We have Presidents who’ve said that they are starting a war to keep the peace. Peace through war. A War on War, it would seem.

As we look at this one sociopath will we also look at the context within which he festered? An amorphous War against Terror that has cost countless “innocent” men, women and children their lives in Afghanistan and Iraq. Whole families killed by faceless bombs, large caliber ammunition fired from planes, helicopters and Humvees.

We are a society that has, more or less, made peace with torture. A society that was easily lead into a war against a people that did nothing–no attack, no invasion–to justify the unleashing of the largest military in the history of mankind.

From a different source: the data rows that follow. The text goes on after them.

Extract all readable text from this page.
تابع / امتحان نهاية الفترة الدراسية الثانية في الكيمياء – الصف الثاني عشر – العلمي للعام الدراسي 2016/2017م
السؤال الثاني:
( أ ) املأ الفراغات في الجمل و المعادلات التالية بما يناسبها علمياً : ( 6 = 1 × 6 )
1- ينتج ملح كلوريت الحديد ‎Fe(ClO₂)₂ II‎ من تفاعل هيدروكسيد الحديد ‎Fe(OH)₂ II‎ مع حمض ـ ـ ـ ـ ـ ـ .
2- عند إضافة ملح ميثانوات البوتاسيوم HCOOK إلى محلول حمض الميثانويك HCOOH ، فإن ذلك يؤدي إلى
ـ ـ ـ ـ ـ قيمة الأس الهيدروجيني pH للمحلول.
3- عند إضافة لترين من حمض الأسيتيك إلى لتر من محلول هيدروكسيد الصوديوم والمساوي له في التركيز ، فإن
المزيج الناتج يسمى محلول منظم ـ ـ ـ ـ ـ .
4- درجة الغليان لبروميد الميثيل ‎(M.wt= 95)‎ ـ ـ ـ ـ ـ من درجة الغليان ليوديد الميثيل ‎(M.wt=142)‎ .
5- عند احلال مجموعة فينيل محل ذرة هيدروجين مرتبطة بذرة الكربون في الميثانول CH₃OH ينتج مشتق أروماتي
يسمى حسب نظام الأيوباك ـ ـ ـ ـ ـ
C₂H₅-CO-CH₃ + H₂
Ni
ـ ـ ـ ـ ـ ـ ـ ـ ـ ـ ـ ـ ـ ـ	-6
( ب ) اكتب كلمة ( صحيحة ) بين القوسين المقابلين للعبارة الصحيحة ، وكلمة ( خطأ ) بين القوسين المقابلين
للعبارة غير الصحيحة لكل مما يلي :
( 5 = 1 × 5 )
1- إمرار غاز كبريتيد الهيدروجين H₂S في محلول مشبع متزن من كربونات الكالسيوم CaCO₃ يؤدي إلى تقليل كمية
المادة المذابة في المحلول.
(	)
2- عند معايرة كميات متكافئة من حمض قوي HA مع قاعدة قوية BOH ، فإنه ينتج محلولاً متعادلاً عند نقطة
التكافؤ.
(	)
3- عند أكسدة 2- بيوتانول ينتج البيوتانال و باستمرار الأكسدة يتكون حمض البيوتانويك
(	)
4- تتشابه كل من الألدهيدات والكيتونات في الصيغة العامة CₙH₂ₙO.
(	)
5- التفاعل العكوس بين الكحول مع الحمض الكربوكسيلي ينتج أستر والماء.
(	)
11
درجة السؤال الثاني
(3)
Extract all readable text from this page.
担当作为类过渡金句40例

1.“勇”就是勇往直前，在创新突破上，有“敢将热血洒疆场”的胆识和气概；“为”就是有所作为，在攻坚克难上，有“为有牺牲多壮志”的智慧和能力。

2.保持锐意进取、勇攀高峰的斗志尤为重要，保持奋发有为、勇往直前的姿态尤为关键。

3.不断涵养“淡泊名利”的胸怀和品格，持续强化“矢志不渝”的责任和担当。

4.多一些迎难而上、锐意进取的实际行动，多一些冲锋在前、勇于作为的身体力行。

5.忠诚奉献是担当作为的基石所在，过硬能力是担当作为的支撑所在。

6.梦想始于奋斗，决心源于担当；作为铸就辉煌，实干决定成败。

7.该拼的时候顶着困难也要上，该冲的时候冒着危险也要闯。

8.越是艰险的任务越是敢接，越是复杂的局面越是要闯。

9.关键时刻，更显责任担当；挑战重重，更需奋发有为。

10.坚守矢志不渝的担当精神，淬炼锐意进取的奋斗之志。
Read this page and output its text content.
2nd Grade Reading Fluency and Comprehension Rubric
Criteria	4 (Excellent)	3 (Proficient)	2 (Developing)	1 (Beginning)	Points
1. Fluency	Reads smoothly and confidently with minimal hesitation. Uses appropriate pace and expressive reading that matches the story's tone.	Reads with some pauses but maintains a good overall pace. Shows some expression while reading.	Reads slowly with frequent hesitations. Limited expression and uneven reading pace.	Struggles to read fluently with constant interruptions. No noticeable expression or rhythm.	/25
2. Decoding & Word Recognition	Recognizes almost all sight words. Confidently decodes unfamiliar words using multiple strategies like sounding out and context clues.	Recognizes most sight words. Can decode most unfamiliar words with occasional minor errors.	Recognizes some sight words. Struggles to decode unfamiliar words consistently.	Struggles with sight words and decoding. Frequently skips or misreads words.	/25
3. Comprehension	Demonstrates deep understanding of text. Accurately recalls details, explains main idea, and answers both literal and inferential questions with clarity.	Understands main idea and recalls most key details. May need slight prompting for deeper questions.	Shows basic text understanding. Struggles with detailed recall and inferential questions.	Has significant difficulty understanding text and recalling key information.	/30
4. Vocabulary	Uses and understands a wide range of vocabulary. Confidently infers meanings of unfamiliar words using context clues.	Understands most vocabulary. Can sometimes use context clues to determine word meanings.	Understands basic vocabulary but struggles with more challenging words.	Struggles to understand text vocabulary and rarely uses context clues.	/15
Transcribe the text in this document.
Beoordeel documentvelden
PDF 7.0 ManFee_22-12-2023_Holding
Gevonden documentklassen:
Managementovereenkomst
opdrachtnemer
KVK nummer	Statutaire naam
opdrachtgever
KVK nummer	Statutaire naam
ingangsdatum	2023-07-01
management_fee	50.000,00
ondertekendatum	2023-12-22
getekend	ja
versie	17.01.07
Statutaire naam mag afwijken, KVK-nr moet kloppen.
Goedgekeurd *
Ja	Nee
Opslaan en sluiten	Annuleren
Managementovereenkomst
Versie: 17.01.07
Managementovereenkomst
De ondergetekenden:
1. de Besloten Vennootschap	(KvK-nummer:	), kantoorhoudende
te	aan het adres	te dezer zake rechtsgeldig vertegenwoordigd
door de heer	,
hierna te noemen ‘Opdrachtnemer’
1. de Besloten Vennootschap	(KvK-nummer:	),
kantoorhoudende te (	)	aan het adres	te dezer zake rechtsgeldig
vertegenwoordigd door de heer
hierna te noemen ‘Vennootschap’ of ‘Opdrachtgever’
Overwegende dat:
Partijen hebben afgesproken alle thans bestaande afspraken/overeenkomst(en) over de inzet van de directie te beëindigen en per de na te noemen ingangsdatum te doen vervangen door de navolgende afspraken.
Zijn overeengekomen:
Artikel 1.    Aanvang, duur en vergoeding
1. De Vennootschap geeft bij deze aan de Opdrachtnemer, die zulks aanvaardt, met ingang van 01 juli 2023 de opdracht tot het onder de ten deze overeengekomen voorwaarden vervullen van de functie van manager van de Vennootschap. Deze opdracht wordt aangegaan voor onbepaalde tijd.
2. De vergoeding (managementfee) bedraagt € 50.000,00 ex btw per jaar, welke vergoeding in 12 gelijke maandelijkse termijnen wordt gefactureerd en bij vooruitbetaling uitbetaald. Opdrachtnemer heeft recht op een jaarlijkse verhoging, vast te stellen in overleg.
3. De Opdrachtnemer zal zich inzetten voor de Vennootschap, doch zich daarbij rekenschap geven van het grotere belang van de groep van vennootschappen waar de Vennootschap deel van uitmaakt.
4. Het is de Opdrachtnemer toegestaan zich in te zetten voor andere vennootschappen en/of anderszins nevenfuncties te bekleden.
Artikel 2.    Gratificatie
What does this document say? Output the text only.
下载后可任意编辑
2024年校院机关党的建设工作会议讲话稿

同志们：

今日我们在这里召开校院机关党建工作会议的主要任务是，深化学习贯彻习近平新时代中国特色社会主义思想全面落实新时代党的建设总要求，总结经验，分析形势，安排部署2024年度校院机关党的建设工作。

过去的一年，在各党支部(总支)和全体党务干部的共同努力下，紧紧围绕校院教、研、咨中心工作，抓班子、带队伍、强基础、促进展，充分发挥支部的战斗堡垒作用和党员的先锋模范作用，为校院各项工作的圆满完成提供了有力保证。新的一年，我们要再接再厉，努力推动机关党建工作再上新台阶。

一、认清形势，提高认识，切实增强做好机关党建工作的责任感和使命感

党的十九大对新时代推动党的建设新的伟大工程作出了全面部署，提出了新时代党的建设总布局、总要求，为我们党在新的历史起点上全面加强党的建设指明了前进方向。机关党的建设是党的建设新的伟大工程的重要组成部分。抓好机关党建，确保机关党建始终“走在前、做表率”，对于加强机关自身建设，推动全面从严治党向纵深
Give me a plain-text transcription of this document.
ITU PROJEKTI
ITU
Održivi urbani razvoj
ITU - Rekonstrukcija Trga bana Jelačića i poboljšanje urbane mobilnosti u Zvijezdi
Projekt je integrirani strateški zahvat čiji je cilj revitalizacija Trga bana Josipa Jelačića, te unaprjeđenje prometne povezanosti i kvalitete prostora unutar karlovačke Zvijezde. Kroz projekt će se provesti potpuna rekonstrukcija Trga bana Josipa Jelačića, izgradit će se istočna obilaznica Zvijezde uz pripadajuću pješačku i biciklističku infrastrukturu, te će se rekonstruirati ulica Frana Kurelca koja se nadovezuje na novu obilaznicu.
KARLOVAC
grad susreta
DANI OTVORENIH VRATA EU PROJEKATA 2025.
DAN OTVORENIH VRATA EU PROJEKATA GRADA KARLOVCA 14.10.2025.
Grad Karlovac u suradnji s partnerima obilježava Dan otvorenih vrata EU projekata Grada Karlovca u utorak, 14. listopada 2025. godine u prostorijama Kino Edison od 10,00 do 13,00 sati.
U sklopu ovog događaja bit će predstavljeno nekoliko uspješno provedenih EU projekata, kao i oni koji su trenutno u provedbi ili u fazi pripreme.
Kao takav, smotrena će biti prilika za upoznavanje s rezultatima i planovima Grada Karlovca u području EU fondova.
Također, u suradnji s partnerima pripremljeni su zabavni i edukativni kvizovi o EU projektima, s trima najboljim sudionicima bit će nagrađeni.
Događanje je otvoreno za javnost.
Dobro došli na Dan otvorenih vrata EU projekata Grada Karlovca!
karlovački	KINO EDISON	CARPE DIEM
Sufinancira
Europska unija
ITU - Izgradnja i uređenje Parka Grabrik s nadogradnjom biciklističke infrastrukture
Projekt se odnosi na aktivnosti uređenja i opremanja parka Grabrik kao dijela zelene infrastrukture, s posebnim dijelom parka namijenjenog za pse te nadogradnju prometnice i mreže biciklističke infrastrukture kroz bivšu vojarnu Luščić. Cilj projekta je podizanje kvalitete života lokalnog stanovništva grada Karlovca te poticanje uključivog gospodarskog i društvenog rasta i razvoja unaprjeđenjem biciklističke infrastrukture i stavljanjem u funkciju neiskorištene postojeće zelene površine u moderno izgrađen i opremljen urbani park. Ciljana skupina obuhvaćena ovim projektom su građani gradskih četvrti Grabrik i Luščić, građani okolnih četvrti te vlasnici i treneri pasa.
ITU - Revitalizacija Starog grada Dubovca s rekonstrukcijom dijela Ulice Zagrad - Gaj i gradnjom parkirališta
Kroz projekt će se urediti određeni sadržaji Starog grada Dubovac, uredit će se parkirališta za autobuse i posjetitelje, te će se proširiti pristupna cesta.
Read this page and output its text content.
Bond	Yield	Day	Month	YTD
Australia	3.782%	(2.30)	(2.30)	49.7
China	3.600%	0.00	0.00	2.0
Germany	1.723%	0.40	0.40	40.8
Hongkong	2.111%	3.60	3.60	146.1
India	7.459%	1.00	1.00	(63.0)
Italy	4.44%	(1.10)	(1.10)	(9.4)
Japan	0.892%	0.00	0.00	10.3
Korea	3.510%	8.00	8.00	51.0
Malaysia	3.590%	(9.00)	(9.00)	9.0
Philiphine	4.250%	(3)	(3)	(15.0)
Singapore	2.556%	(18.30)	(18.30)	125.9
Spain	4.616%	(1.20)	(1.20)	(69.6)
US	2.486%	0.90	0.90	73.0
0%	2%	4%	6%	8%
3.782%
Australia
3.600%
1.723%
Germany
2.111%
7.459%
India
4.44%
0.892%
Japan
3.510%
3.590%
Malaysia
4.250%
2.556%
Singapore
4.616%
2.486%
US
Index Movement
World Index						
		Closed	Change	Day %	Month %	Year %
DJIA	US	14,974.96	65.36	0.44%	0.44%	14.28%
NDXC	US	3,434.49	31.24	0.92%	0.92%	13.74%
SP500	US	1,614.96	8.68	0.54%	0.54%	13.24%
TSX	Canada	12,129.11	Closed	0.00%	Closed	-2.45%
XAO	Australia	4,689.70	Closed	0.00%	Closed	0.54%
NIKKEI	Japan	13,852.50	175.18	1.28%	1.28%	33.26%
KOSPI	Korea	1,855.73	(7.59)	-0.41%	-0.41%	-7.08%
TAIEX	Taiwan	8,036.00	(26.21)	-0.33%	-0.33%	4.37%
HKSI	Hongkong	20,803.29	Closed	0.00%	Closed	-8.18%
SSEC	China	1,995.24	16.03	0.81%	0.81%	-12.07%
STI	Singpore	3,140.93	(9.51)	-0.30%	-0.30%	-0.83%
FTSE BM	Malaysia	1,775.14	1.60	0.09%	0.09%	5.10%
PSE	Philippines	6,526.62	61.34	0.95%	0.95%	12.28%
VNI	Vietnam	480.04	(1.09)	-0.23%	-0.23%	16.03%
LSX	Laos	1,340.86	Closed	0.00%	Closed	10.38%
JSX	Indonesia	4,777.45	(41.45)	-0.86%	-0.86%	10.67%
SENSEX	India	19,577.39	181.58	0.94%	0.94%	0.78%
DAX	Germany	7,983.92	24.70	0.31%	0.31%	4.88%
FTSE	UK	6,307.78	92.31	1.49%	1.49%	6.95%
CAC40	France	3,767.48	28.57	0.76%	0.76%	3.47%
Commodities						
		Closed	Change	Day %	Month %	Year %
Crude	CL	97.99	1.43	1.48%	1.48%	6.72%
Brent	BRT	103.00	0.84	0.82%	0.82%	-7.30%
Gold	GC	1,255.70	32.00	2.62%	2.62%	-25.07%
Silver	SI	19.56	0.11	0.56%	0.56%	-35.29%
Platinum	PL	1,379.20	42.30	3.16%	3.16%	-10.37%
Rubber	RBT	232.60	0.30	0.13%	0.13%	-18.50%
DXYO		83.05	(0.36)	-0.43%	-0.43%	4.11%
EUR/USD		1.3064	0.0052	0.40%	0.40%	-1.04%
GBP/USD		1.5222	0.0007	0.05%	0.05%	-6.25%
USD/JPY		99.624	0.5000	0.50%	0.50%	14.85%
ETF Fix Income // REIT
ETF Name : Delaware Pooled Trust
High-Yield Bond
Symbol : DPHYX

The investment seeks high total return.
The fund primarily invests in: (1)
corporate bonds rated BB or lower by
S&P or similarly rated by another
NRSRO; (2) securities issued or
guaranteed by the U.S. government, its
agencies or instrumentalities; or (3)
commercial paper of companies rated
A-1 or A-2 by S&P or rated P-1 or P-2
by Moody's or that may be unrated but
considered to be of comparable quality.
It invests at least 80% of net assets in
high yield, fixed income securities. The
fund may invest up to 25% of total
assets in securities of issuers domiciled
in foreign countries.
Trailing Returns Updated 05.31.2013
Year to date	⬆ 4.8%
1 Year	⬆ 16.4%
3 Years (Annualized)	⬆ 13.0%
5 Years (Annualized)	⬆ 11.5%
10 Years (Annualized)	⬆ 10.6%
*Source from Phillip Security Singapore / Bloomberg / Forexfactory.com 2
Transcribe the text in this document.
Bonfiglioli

What about the fact that we have the largest military in the history of mankind?

And what do we make of those Executive Branch sociopaths who ordered the mass killings we’ve inflicted upon the people of Iraq? Or thegunmakers who profit hand over fist fueling the wars we start? Or inspire others to start. The corporate heads of Lockheed Martin, of General Dynamics…are they, too, inexplicable killers who cause random death of innocents? The media, politicians and pundits spend no time questioning the psychology of the executives and scientists who create new and interesting ways of killing people.

In fact, we celebrate them…with huge salaries and Congressional kowtowing.

But what really separates them from the lone gunman? Profitability, perhaps?

Or what do we make of the thousands of “contractors,” a.k.a. mercenaries, who are riding around Iraq, armed to the teeth and making huge salaries. Or those who have been caught “randomly” shooting Iraqis civilians? They are reprimanded by their companies, but where is the national conversation about those mass killings?

It comes down to language. The language of mass murder, of random death dealt out by a crazed lone gunman, is reserved for those events that we ourselves are not directly complicit in. We do not feel complicit in the tragic event at Virginia tech. Or Columbine. Or any of the growing number of mass shootings our country has experienced over the last four decades. Those are anomalies in American society…examples of the mysteries of the human psyche and, in the ultimate Americanization, the price we pay to live in a free society.

But the mass killings that made our nation? That protect our national interests, like oil? The mass killings that happen when we drop bombs on civilians? Or what about the weaponry we, the world’s largest dealer of guns and military hardware, sell to governments and rebels alike? That we sold to both sides of the Iran-Iraq War?

Those are wars. Or for wars. And as a nation of war, we have found a way to disassociate ourselves from those acts of violence with the language of war: campaigns, battles, collateral damage, casualties, enemy combatants.

We create an alternate world of skewed morality to justify the wealth, the land, the death created by those acts. We indemnify whole peoples and their ideas and cultural affectations to rationalize the violence we portray as necessary and just. Paranoid worldviews predominate our history, particularly since the end of the Second World War.

Disassociation. Skewed morality. Violence justified by paranoia.

How much of an anomaly is the lone gunman? Or has our culture reached critical mass…that to be an American is not just to be part of a culture of violent retribution, but an example of it?